“A bore! my God!” and the room grew dim, and the lights went out, while before his eyes a maddened crowd came, the dangling neck of a dead jockey rose, and a foam-covered, rearing steed stood, while there was a cry in Emory’s heart: “Cliquot, Cliquot, my beautiful, win for me or I perish!”
“See, I have brought the wine,” and young Clayton stood before them. The girl put the glass to her lips and slowly drank. When she had finished, she toyed with the ice at the bottom of the glass and looked lazier than ever.
“Would you like to dance?” asked Clayton. “I believe there is a band.”
“No,” she replied; “I never dance in a train. It coils about one’s feet so, or gets around a man’s limbs and I am constantly imagining that I am a serpent, coiling and uncoiling in an earthly paradise.”
“A very beautiful and telling comparison,” said Emory.
“But one I don’t like,” added Clayton, “for it leads a fellow to look upon Miss Gwinn as a temptress.”
“Well!” said the girl, with a rippling laugh, “is a little knowledge a dangerous thing?”
The but half-concealed fury which flashed from the young man’s eyes showed Neil Emory a little of the volcano that lurked beneath.

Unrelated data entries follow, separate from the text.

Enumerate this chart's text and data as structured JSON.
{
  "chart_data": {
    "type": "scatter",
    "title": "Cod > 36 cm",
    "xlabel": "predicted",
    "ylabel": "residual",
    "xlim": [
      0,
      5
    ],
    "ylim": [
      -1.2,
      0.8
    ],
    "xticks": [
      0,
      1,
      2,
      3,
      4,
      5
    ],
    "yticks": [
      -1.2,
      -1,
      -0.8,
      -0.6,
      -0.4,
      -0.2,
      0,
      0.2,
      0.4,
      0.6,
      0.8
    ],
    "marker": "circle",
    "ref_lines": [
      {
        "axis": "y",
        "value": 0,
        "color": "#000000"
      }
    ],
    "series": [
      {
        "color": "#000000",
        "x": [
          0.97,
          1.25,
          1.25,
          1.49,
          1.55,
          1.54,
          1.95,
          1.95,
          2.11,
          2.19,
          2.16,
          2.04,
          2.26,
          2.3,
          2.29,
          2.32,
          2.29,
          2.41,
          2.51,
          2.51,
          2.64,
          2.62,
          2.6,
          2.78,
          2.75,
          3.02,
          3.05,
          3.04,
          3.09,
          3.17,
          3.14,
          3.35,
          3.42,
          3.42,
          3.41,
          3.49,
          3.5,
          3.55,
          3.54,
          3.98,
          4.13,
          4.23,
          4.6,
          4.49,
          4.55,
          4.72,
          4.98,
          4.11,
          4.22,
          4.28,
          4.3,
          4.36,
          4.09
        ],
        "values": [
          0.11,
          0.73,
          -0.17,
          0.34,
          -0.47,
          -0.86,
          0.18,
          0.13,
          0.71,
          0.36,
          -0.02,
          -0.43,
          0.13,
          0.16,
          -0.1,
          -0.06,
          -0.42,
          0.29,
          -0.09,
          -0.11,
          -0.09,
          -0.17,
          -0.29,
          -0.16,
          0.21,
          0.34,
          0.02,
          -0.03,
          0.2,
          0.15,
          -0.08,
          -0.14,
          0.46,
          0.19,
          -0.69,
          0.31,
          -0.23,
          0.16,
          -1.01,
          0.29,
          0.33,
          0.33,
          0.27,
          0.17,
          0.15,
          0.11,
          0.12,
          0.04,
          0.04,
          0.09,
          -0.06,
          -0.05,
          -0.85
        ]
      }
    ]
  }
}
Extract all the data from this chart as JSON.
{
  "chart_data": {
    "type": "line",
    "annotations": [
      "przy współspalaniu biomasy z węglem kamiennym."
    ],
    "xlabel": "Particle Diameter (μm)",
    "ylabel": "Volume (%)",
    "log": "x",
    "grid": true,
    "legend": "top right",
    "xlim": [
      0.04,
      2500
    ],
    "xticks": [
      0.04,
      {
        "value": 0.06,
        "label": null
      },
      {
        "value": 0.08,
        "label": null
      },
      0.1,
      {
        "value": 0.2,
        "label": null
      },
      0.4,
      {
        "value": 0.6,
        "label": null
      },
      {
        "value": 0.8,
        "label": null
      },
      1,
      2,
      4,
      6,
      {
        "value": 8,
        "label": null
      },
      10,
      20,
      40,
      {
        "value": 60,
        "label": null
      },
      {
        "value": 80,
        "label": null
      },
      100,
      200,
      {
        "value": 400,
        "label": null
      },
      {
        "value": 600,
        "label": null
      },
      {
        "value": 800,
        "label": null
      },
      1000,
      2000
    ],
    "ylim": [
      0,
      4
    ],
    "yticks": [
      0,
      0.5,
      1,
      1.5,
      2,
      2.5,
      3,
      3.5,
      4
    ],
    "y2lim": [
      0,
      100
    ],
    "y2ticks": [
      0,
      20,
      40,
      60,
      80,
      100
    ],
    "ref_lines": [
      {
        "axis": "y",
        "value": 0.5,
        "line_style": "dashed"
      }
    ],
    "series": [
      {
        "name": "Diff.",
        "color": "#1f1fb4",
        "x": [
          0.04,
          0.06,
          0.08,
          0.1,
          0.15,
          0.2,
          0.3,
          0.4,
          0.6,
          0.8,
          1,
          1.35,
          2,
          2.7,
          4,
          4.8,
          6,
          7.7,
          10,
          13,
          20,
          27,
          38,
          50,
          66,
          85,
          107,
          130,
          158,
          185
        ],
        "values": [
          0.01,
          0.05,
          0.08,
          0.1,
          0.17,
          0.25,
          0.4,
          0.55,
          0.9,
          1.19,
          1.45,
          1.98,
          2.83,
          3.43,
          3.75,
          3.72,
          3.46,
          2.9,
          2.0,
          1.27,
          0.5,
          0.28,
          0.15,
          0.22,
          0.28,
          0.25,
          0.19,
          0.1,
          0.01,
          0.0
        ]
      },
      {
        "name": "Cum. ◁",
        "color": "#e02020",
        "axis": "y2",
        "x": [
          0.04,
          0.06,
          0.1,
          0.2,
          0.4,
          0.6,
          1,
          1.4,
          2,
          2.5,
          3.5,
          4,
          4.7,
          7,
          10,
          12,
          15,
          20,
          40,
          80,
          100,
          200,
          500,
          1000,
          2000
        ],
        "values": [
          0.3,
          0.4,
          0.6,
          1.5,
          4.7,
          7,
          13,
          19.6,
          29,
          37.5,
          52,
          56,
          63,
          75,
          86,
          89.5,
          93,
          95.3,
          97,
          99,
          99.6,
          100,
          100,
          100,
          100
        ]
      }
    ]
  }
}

Mrs. Gwinn came up on the arm of a handsome man. He had a courtly bearing, wore his silver hair close cut, had a moustache, a complexion like a girl’s, and was a wealthy sugar planter and desperately enamoured Gwendoline Gwinn, this lovely girl who held her court in the most indolent fashion. Her mother was very gracious in her manner to him, and spoke to her daughter at once.
“Will you come with us, my dear? It is almost time to leave and so many persons are asking where you are.” Then, perceiving Emory, she said: “Have you found a jockey?”